In total, there were 3.6 million births in 2020, a 4% drop from 2019 – about the same as last seen in 1980. Additionally, the general fertility rate, which is a better metric to show national birth trends over time, also dropped 4% last year to 55.8 births per 1,000 women ages 15 to 44. That rate set a record low for the country, according to the CDC.
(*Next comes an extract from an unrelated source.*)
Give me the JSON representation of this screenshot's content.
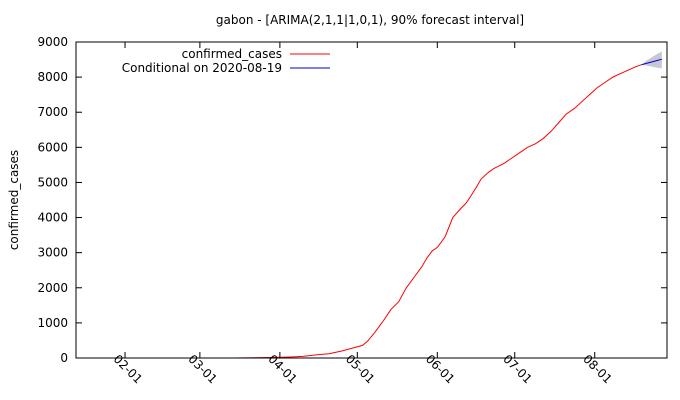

Although there were predictions that COVID-19 triggered a “baby bust” last year, the latest 2020 data does NOT support such a conclusion. This is because the vast majority of 2020 babies were conceived prior to the pandemic. Full-term babies who were conceived around January 22, when the first case of COVID-19 was reported in the US, were born in late October. And those conceived after March 13, when the US declared a national emergency, were born starting in mid-December. But as the chart below shows, the number of births was down throughout the whole year, except in February:
While the pandemic may have played some role in the number of births during the final weeks of the year, the overall picture is more indicative of a continued fertility decline that started years before the COVID crisis. Since 2014, the last year during which the number of births increased, the country has experienced a six-year downward streak, averaging 2% fewer births per year.
Birth rates have been sinking across demographics, and 2020 was no exception. Every race and ethnic group and every age group between 15 and 44 (which account for 99.7% of births) had a lower rate.
The forces of the pandemic, including economic uncertainty, financial instability and health-related anxieties, could exacerbate the downward trend even more in 2021. An April analysis of birth records in 25 states conducted by the Associated Press found that those states collectively had 9.3% fewer births in January 2021 and 10% fewer births in February 2021 compared with the same months a year earlier.
The CDC report doesn’t explain why birth rates are declining, but other surveys and research suggest multiple factors are at play, including financial constraints and lack of societal support for working parents. The pandemic threw these problems under a harsh spotlight, motivating lawmakers to address the cost and work-family challenges that American parents very often face.
The pandemic relief bill which passed in March upped a $2,000 child tax credit to $3,600 for each child under age 6 and to $3,000 for children up to age 17, though the provision will expire after this year. More recently, President Joe Biden has floated proposals to expand paid leave programs and improve childcare access and affordability. Whether those ideas become legislation is uncertain, as Republicans aren’t fully supportive.